Using the new coords, here’s how the trend terms ended up looking. Note the use of time_idxs to make the A matrix and t_ vector have the correct repeating structure:
delta = pm.Laplace('delta', 0, 0.1, dims=['location', 'changepoints'])
growth = pm.Deterministic('growth', k[location_idxs] + (a_[time_idxs] * delta[location_idxs, :]).sum(axis=1), dims=['obs_id'])
offset = pm.Deterministic('offset', m[location_idxs] + (a_[time_idxs] * -s_[None, :] * delta[location_idxs, :]).sum(axis=1), dims=['obs_id'])
trend = pm.Deterministic('trend', growth[location_idxs] * t_[time_idxs] + offset[location_idxs], dims=['obs_id'])
Note that you can put dims on your deterministic variables. This is useful because otherwise the idata object will be polluted with lots of auto-generated coords like growth_dim_0 and offset_dim_0 and trend_dim_0, which are actually all the same thing. If you want to do fancier broadcasting operations, it’s good to make sure the xarray knows these are all the same. The same goes for your pm.Data containers, you can and should put dims on those as well.

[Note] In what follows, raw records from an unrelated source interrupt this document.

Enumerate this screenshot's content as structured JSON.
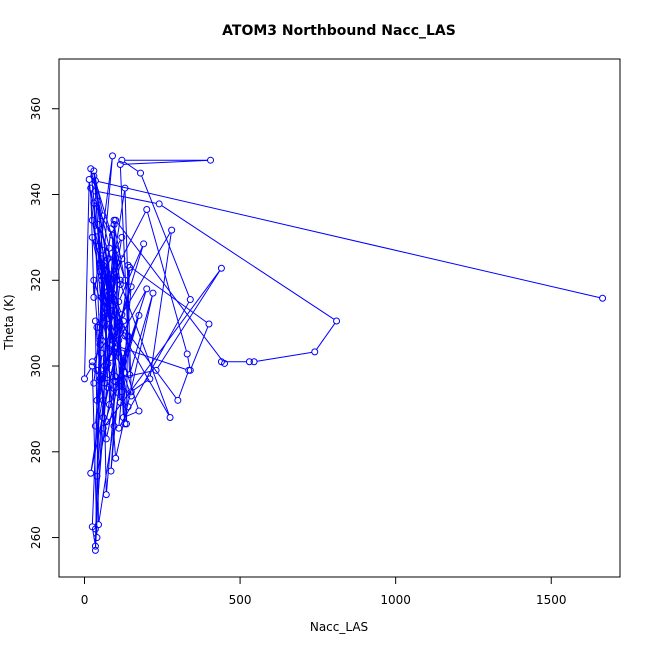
{
  "chart_data": {
    "type": "line",
    "title": "ATOM3 Northbound Nacc_LAS",
    "xlabel": "Nacc_LAS",
    "ylabel": "Theta (K)",
    "xlim": [
      -82,
      1721
    ],
    "ylim": [
      250.8,
      371.6
    ],
    "x_ticks": [
      0,
      500,
      1000,
      1500
    ],
    "y_ticks": [
      260,
      280,
      300,
      320,
      340,
      360
    ],
    "grid": false,
    "legend": "none",
    "series": [
      {
        "color": "#0000FF",
        "marker": "open-circle",
        "points": [
          [
            1665,
            315.8
          ],
          [
            35,
            343.2
          ],
          [
            95,
            312.0
          ],
          [
            90,
            330.5
          ],
          [
            30,
            338.0
          ],
          [
            50,
            305.0
          ],
          [
            80,
            320.5
          ],
          [
            140,
            290.5
          ],
          [
            65,
            296.0
          ],
          [
            75,
            325.0
          ],
          [
            120,
            300.0
          ],
          [
            40,
            309.0
          ],
          [
            90,
            316.0
          ],
          [
            130,
            286.5
          ],
          [
            95,
            333.0
          ],
          [
            130,
            320.0
          ],
          [
            30,
            344.3
          ],
          [
            110,
            306.0
          ],
          [
            200,
            318.0
          ],
          [
            80,
            291.0
          ],
          [
            80,
            311.0
          ],
          [
            80,
            320.0
          ],
          [
            60,
            298.0
          ],
          [
            190,
            328.5
          ],
          [
            110,
            315.0
          ],
          [
            50,
            322.0
          ],
          [
            35,
            340.8
          ],
          [
            240,
            337.8
          ],
          [
            810,
            310.5
          ],
          [
            740,
            303.3
          ],
          [
            545,
            301.0
          ],
          [
            530,
            301.0
          ],
          [
            440,
            301.0
          ],
          [
            450,
            300.6
          ],
          [
            100,
            334.0
          ],
          [
            80,
            317.0
          ],
          [
            100,
            295.0
          ],
          [
            70,
            270.0
          ],
          [
            55,
            321.0
          ],
          [
            120,
            330.0
          ],
          [
            90,
            317.0
          ],
          [
            55,
            325.0
          ],
          [
            35,
            257.0
          ],
          [
            60,
            292.0
          ],
          [
            30,
            320.0
          ],
          [
            100,
            304.0
          ],
          [
            25,
            330.0
          ],
          [
            120,
            312.0
          ],
          [
            280,
            331.7
          ],
          [
            210,
            297.0
          ],
          [
            150,
            294.0
          ],
          [
            130,
            341.5
          ],
          [
            80,
            318.0
          ],
          [
            140,
            307.0
          ],
          [
            70,
            283.0
          ],
          [
            35,
            310.5
          ],
          [
            45,
            263.0
          ],
          [
            115,
            296.0
          ],
          [
            175,
            311.8
          ],
          [
            60,
            285.5
          ],
          [
            440,
            322.8
          ],
          [
            230,
            299.0
          ],
          [
            30,
            296.0
          ],
          [
            85,
            332.0
          ],
          [
            115,
            319.0
          ],
          [
            100,
            327.0
          ],
          [
            40,
            274.3
          ],
          [
            70,
            287.0
          ],
          [
            145,
            323.0
          ],
          [
            130,
            298.5
          ],
          [
            90,
            314.0
          ],
          [
            25,
            334.0
          ],
          [
            90,
            306.0
          ],
          [
            95,
            286.0
          ],
          [
            85,
            275.5
          ],
          [
            120,
            303.0
          ],
          [
            135,
            286.5
          ],
          [
            140,
            323.5
          ],
          [
            400,
            309.8
          ],
          [
            340,
            299.0
          ],
          [
            330,
            302.8
          ],
          [
            200,
            336.5
          ],
          [
            55,
            316.0
          ],
          [
            275,
            288.0
          ],
          [
            45,
            333.0
          ],
          [
            100,
            278.5
          ],
          [
            220,
            317.0
          ],
          [
            145,
            298.0
          ],
          [
            115,
            347.0
          ],
          [
            405,
            348.0
          ],
          [
            120,
            348.0
          ],
          [
            180,
            345.0
          ],
          [
            340,
            315.5
          ],
          [
            110,
            285.5
          ],
          [
            150,
            318.5
          ],
          [
            40,
            292.0
          ],
          [
            90,
            308.0
          ],
          [
            25,
            301.0
          ],
          [
            50,
            297.0
          ],
          [
            55,
            303.0
          ],
          [
            35,
            286.0
          ],
          [
            65,
            300.0
          ],
          [
            150,
            293.0
          ],
          [
            60,
            312.0
          ],
          [
            125,
            310.5
          ],
          [
            75,
            295.0
          ],
          [
            60,
            288.0
          ],
          [
            80,
            327.5
          ],
          [
            20,
            346.0
          ],
          [
            40,
            331.5
          ],
          [
            20,
            341.5
          ],
          [
            30,
            316.0
          ],
          [
            90,
            349.0
          ],
          [
            55,
            320.0
          ],
          [
            50,
            306.0
          ],
          [
            120,
            325.0
          ],
          [
            100,
            322.0
          ],
          [
            35,
            262.0
          ],
          [
            40,
            260.0
          ],
          [
            25,
            300.0
          ],
          [
            0,
            297.0
          ],
          [
            15,
            343.5
          ],
          [
            60,
            310.0
          ],
          [
            85,
            302.0
          ],
          [
            115,
            320.0
          ],
          [
            50,
            324.0
          ],
          [
            60,
            335.0
          ],
          [
            30,
            345.5
          ],
          [
            75,
            300.5
          ],
          [
            20,
            275.0
          ],
          [
            105,
            304.5
          ],
          [
            40,
            299.0
          ],
          [
            95,
            296.5
          ],
          [
            95,
            334.0
          ],
          [
            115,
            291.5
          ],
          [
            40,
            338.5
          ],
          [
            110,
            309.5
          ],
          [
            125,
            288.0
          ],
          [
            175,
            289.5
          ],
          [
            65,
            315.0
          ],
          [
            300,
            292.0
          ],
          [
            335,
            299.0
          ],
          [
            90,
            305.0
          ],
          [
            45,
            328.0
          ],
          [
            85,
            313.0
          ],
          [
            130,
            307.0
          ],
          [
            60,
            323.5
          ],
          [
            35,
            258.0
          ],
          [
            25,
            262.5
          ],
          [
            60,
            327.0
          ],
          [
            100,
            297.5
          ],
          [
            120,
            294.0
          ]
        ]
      }
    ]
  }
}
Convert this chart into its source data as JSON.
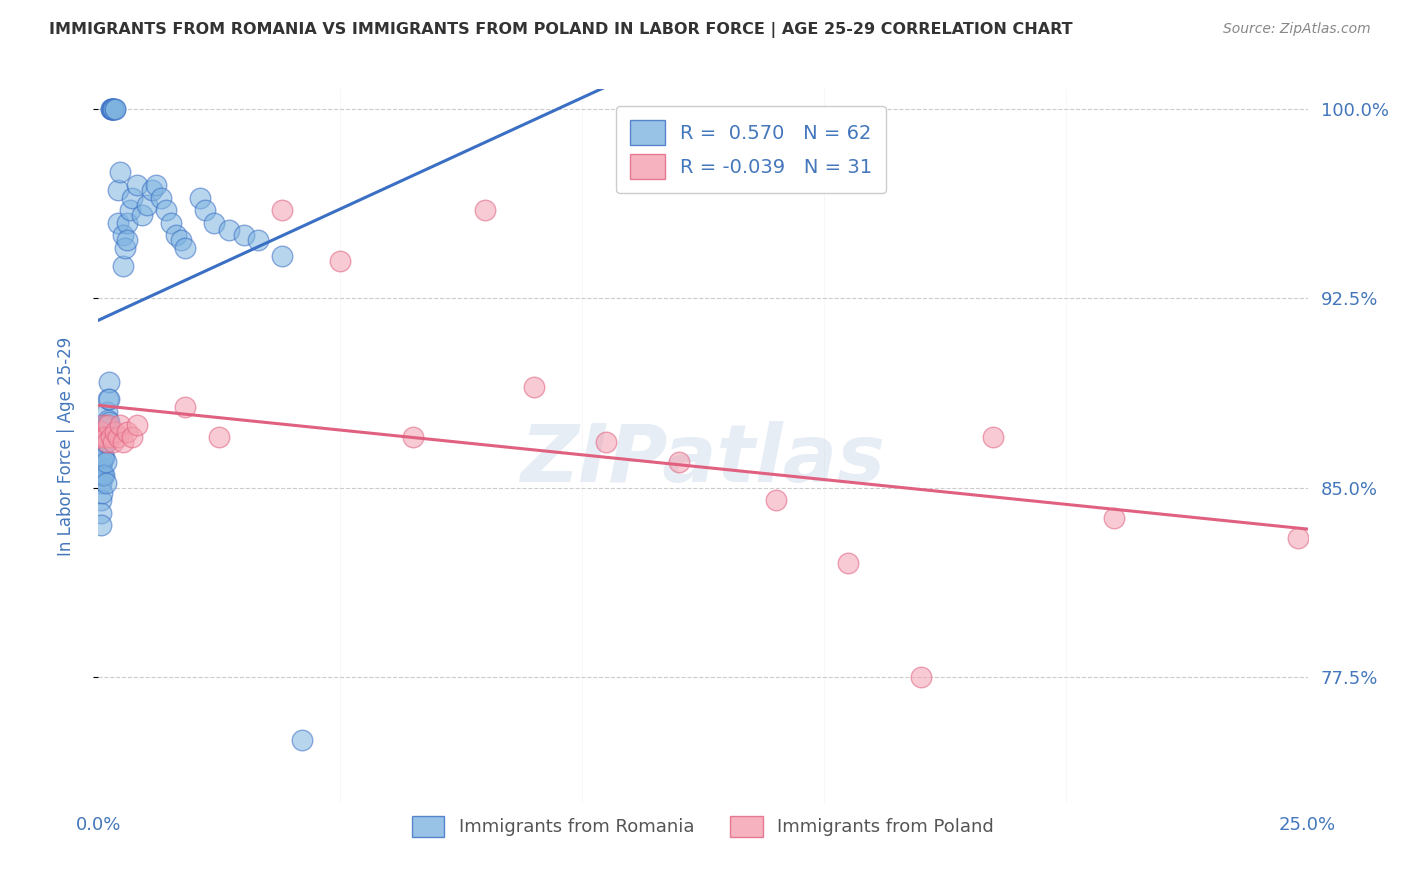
{
  "title": "IMMIGRANTS FROM ROMANIA VS IMMIGRANTS FROM POLAND IN LABOR FORCE | AGE 25-29 CORRELATION CHART",
  "source": "Source: ZipAtlas.com",
  "ylabel": "In Labor Force | Age 25-29",
  "x_min": 0.0,
  "x_max": 0.25,
  "y_min": 0.725,
  "y_max": 1.008,
  "legend_r_romania": "0.570",
  "legend_n_romania": "62",
  "legend_r_poland": "-0.039",
  "legend_n_poland": "31",
  "romania_color": "#7EB3E0",
  "poland_color": "#F4A0B0",
  "romania_line_color": "#3A6FC4",
  "poland_line_color": "#E06080",
  "romania_scatter_x": [
    0.0005,
    0.0005,
    0.0005,
    0.0005,
    0.0005,
    0.0008,
    0.0008,
    0.0008,
    0.001,
    0.001,
    0.0012,
    0.0012,
    0.0012,
    0.0015,
    0.0015,
    0.0015,
    0.0015,
    0.0018,
    0.0018,
    0.002,
    0.002,
    0.0022,
    0.0022,
    0.0022,
    0.0025,
    0.0025,
    0.0028,
    0.0028,
    0.003,
    0.003,
    0.003,
    0.0035,
    0.0035,
    0.004,
    0.004,
    0.0045,
    0.005,
    0.005,
    0.0055,
    0.006,
    0.006,
    0.0065,
    0.007,
    0.008,
    0.009,
    0.01,
    0.011,
    0.012,
    0.013,
    0.014,
    0.015,
    0.016,
    0.017,
    0.018,
    0.021,
    0.022,
    0.024,
    0.027,
    0.03,
    0.033,
    0.038,
    0.042
  ],
  "romania_scatter_y": [
    0.858,
    0.852,
    0.845,
    0.84,
    0.835,
    0.86,
    0.855,
    0.848,
    0.862,
    0.855,
    0.868,
    0.862,
    0.855,
    0.875,
    0.868,
    0.86,
    0.852,
    0.88,
    0.872,
    0.885,
    0.877,
    0.892,
    0.885,
    0.876,
    1.0,
    1.0,
    1.0,
    1.0,
    1.0,
    1.0,
    1.0,
    1.0,
    1.0,
    0.968,
    0.955,
    0.975,
    0.95,
    0.938,
    0.945,
    0.955,
    0.948,
    0.96,
    0.965,
    0.97,
    0.958,
    0.962,
    0.968,
    0.97,
    0.965,
    0.96,
    0.955,
    0.95,
    0.948,
    0.945,
    0.965,
    0.96,
    0.955,
    0.952,
    0.95,
    0.948,
    0.942,
    0.75
  ],
  "poland_scatter_x": [
    0.0005,
    0.0008,
    0.001,
    0.0012,
    0.0015,
    0.0018,
    0.002,
    0.0025,
    0.003,
    0.0035,
    0.004,
    0.0045,
    0.005,
    0.006,
    0.007,
    0.008,
    0.018,
    0.025,
    0.038,
    0.05,
    0.065,
    0.08,
    0.09,
    0.105,
    0.12,
    0.14,
    0.155,
    0.17,
    0.185,
    0.21,
    0.248
  ],
  "poland_scatter_y": [
    0.872,
    0.87,
    0.875,
    0.87,
    0.87,
    0.868,
    0.875,
    0.87,
    0.868,
    0.872,
    0.87,
    0.875,
    0.868,
    0.872,
    0.87,
    0.875,
    0.882,
    0.87,
    0.96,
    0.94,
    0.87,
    0.96,
    0.89,
    0.868,
    0.86,
    0.845,
    0.82,
    0.775,
    0.87,
    0.838,
    0.83
  ],
  "background_color": "#ffffff",
  "grid_color": "#cccccc",
  "title_color": "#333333",
  "axis_label_color": "#4477BB",
  "watermark": "ZIPatlas"
}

Getting locations into the seasonal component will look the same as the trend. Just like above, you have to switch to “dot product by hand” to make the shapes work out:
yearly_mu = pm.Normal('yearly_mu', 0, 0.1)
yearly_sigma = pm.HalfNormal('yearly_sigma', sigma=0.1)
yearly_beta = pm.Normal('yearly_beta', yearly_mu, yearly_sigma, dims=['location', 'yearly_components'])
yearly_seasonality = pm.Deterministic('yearly_seasonality', (yearly_f_[time_idxs] * yearly_beta[location_idxs, :]).sum(axis=1), dims=['obs_id'])
How to structure the hyper-priors here is an open question to me. The way 've written it, information is pooled across seasonal components and across locations. It might be preferable to divide that up somehow by introducing another level of hierarchy, but I’m really not sure. I hope someone else can chime in on this point.
You might also want to check the values of your priors, I was getting overflow errors because the HalfCauchy with beta=3 can produce crazy huge values. That’s why I changed things to HalfNormal with tiny sigma here. You can run np.int64(np.exp(stats.cauchy(3).rvs(1000)).max()) to see that it underflows every single time. Ignore this if you’re not having problems, just be careful with mixing Cauchy and exponential function.